If you drive an hour or two outside of Shanghai or Beijing, you’ll stumble across something unusual. The cities are still modern and in typically good shape. However, in contrast to their bustling counterparts, they are mostly empty.
These are China’s ghost cities.
There are 687 cities in China. Yet, according to a recent report, approximately 65 million of the country’s total urban housing properties are empty. This includes towns like Tianducheng, Thames Town, Binhai, and a slew of others that cover hundreds of square kilometers but have a disproportionately high number of unoccupied structures. These “ghost cities” in China are well-built and have a variety of public spots, yet they are entirely devoid of people.
In China, real estate has long been seen as a safe investment. Even the Chinese government-backed property investment. Real estate has been a major driving force of the country’s wealth expansion for decades, thanks to its consistently rising prices. China’s constitution envisions a real estate-driven economy. However, according to the country’s constitution, the government owns all land, so developers must lease it from the government, which is often challenging.
Another reason for the previous unregulated expansion of the Chinese real estate market is that fewer Chinese invest in the stock market compared to the United States and Europe. Only 7% of the population in China owns shares, yet 90% of the population owns a property, with 70% of millennials planning to buy more investment properties in the future. As a result, real-estate holdings in China account for a significant share of overall household wealth due to extensive property investment.
The Chinese housing market drove up property prices for many years as developers pushed to create ever-more units. However, demand for units has lately decreased due to various issues, including rising house affordability, age, and population demographics. The level of public interest in real estate created a boatload of revenue for the government. However, countless ghost cities have sprung up due to the country’s unregulated expansion and construction activities.

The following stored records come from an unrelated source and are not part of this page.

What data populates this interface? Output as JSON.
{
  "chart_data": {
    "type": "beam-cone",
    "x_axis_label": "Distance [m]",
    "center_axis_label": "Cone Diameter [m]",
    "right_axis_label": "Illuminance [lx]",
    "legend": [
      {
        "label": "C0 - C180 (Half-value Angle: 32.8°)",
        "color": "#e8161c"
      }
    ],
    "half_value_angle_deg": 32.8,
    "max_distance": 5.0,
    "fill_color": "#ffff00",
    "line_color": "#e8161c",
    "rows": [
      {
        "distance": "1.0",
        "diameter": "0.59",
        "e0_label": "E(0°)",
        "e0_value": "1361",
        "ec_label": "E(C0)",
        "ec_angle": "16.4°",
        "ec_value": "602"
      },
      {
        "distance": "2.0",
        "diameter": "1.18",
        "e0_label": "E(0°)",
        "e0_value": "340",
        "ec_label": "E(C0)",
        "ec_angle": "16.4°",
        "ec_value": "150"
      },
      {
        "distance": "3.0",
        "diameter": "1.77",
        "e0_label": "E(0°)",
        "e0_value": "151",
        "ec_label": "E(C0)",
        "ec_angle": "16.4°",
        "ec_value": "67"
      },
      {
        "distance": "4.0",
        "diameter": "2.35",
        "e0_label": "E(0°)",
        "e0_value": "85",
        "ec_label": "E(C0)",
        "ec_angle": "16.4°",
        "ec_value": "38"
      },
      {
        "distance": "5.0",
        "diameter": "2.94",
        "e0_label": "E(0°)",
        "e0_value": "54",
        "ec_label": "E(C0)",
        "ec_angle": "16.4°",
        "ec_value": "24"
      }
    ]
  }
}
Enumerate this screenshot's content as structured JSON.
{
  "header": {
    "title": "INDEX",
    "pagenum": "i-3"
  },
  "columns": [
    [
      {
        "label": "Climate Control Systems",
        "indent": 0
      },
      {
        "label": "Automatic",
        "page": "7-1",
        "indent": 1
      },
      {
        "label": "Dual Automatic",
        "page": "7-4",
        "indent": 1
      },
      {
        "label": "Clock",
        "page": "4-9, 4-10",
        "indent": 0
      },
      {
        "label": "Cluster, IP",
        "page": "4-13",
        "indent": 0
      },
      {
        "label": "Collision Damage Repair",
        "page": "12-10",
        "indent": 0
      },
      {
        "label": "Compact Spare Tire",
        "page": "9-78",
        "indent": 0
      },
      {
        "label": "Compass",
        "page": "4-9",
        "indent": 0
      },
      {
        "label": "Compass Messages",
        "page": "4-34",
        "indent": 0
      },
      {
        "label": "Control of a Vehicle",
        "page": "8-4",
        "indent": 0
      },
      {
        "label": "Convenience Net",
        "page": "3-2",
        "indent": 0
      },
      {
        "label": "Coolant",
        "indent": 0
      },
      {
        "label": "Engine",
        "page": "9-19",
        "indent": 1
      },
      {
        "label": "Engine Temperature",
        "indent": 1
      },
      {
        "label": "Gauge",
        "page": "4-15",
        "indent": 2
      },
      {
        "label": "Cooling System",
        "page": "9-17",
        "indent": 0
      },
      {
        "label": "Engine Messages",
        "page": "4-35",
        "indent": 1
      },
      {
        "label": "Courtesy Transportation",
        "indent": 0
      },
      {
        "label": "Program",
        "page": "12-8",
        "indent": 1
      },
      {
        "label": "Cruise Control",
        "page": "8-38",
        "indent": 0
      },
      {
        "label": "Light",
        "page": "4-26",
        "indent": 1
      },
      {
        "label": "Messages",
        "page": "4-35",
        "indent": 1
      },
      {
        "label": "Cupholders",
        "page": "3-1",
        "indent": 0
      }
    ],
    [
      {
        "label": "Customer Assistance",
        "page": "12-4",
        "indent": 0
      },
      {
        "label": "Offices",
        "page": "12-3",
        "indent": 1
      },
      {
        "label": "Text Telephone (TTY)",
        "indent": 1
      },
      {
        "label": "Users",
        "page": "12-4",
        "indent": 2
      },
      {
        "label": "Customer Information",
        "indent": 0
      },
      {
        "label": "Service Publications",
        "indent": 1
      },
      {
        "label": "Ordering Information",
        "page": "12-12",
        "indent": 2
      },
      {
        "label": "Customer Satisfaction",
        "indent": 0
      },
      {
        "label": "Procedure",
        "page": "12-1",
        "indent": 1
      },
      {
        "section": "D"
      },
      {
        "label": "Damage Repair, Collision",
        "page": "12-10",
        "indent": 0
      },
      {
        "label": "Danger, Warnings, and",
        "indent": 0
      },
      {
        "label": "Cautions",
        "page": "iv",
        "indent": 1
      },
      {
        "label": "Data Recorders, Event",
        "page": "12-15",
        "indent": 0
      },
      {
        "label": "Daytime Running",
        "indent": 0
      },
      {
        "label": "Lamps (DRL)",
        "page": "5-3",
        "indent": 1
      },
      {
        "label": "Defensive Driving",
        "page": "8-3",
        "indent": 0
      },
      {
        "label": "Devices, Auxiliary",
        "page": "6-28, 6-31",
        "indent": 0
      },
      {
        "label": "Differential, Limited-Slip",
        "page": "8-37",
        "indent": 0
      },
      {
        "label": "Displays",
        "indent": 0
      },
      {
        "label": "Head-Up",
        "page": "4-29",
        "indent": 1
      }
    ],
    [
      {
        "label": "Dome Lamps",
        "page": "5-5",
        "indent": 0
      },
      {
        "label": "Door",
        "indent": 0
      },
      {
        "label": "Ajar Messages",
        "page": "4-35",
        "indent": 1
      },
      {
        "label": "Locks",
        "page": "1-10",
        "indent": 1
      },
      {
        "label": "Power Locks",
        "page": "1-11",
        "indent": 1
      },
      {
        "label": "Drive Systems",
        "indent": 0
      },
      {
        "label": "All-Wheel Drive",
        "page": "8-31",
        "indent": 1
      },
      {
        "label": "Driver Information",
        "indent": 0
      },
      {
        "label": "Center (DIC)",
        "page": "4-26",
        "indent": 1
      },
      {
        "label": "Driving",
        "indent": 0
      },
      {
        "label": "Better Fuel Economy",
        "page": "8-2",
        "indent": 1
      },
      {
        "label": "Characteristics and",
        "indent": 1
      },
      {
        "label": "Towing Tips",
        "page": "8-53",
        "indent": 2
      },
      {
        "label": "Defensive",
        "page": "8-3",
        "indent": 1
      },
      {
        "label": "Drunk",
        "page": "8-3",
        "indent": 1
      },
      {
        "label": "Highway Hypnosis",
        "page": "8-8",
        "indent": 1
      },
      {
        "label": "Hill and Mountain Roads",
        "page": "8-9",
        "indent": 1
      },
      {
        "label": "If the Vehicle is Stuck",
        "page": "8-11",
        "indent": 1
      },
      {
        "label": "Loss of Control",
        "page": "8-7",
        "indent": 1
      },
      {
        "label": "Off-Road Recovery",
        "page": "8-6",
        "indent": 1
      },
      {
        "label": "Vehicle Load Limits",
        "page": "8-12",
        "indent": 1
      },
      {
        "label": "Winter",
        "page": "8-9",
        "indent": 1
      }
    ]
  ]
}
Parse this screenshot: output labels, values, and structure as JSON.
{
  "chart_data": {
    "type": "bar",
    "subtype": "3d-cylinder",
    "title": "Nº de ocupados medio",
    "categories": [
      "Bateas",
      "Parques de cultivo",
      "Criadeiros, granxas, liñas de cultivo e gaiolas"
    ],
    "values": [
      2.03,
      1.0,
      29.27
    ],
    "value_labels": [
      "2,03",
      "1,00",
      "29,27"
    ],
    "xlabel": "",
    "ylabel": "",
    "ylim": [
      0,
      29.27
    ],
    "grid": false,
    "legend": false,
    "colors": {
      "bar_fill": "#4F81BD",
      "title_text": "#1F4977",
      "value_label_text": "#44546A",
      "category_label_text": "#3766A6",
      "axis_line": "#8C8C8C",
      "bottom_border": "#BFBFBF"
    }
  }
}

Not only has China’s real estate culture hastened infrastructural development, but it has also resulted in massive population shifts. According to a World Bank report, cities now host more than 60% of China’s population of 1.4 billion people. However, there are a few cities in China that are still open to tourists:
Tianducheng, two hours west of Shanghai, is a popular wedding shoot location for couples. A 300-foot (91-meter) tall Eiffel Tower, grey Parisian facades, cobblestoned streets, and Renaissance fountains are the highlights of the 10,000-person community. Built in 2007, the city had 2000 people by 2013 and was classified as a ghost town. According to recent sources, Tianducheng presently has a population of more than 30,000 people.
Ordos New Town, also known as Kangbashi, in Inner Mongolia is perhaps the most popular of China’s ghost cities. In the early 2000s, the town was eventually planned to house a million people, but that amount was later reduced to 300,000. However, just 100,000 individuals lived there in 2016. However, after China relocated several of its top schools to Kangbashi, the city could attract many people.
The architectural design of Tonghui Town appears to be influenced by streets and buildings in Switzerland and Italy. A variety of European-style restaurants, watchtowers, pubs, and other structural characteristics can be seen throughout the town. Unfortunately, due to a lack of public support, the “town” never grew. The majority of the buildings were eventually demolished.
Thames Town is also one of the most famous ghost towns in Asia and one of the few places in Asia where you can see London’s iconic red telephone booths, European-style architecture, and Harry Potter and James Bond monuments. Cobblestoned streets, a green village, Edwardian town homes, and white stucco Victorian terraces distinguish this London-style neighborhood developed in the Songjiang District of China in 2006, around 24.8 miles (40 kilometers) from Shanghai. There’s also a mock-Tudor bar and a fish-and-chip shop, as well as other private and commercial buildings, the majority of which are currently vacant.
Initially, properties in Thames Town sold quickly, although the majority were purchased as investment residences and were never occupied. However, restaurants soon closed, and the entire area became a vacant property investment center.
Yujiapu and Xiangluowan, two districts in Binhai, were built to serve as new economic hubs in the North China region. As a result, government offices, shopping malls, large buildings, and other sorts of infrastructure are all present in both areas to sustain a fast-paced economy. Sadly, despite all of this progress, the occupancy rates in Yujiapu and Xiangluowan remain low enough to define them as ghost towns.
Evergrande is one of the top two real estate companies in China. However, the company is currently facing a cash crunch, which is believed to have resulted from its risky business model, which relied on short-term debt, and the decline in real estate sales during the lockdown.
Evergrande’s strategy would be to borrow to purchase land, then sell the plans to homeowners, and then borrow again to begin a new project. The rapid development was racking up huge interest payments. The company’s liabilities have grown to 86 percent of its total assets by July 2020. Evergrande missed a bond payment of $83.5 million in September 2021. Since then, there have been concerns that the business is facing a $300 billion debt and that it may collapse, causing a huge economic recession in China, according to some analysts.
In China’s real estate market, the Evergrande liquidity crisis has shown a severe supply-demand imbalance. Many experts believe that while the failure of Evergrande will not result in a global economic crisis, it will be a major blow to other Chinese property companies and have an impact on the country’s burgeoning real estate culture.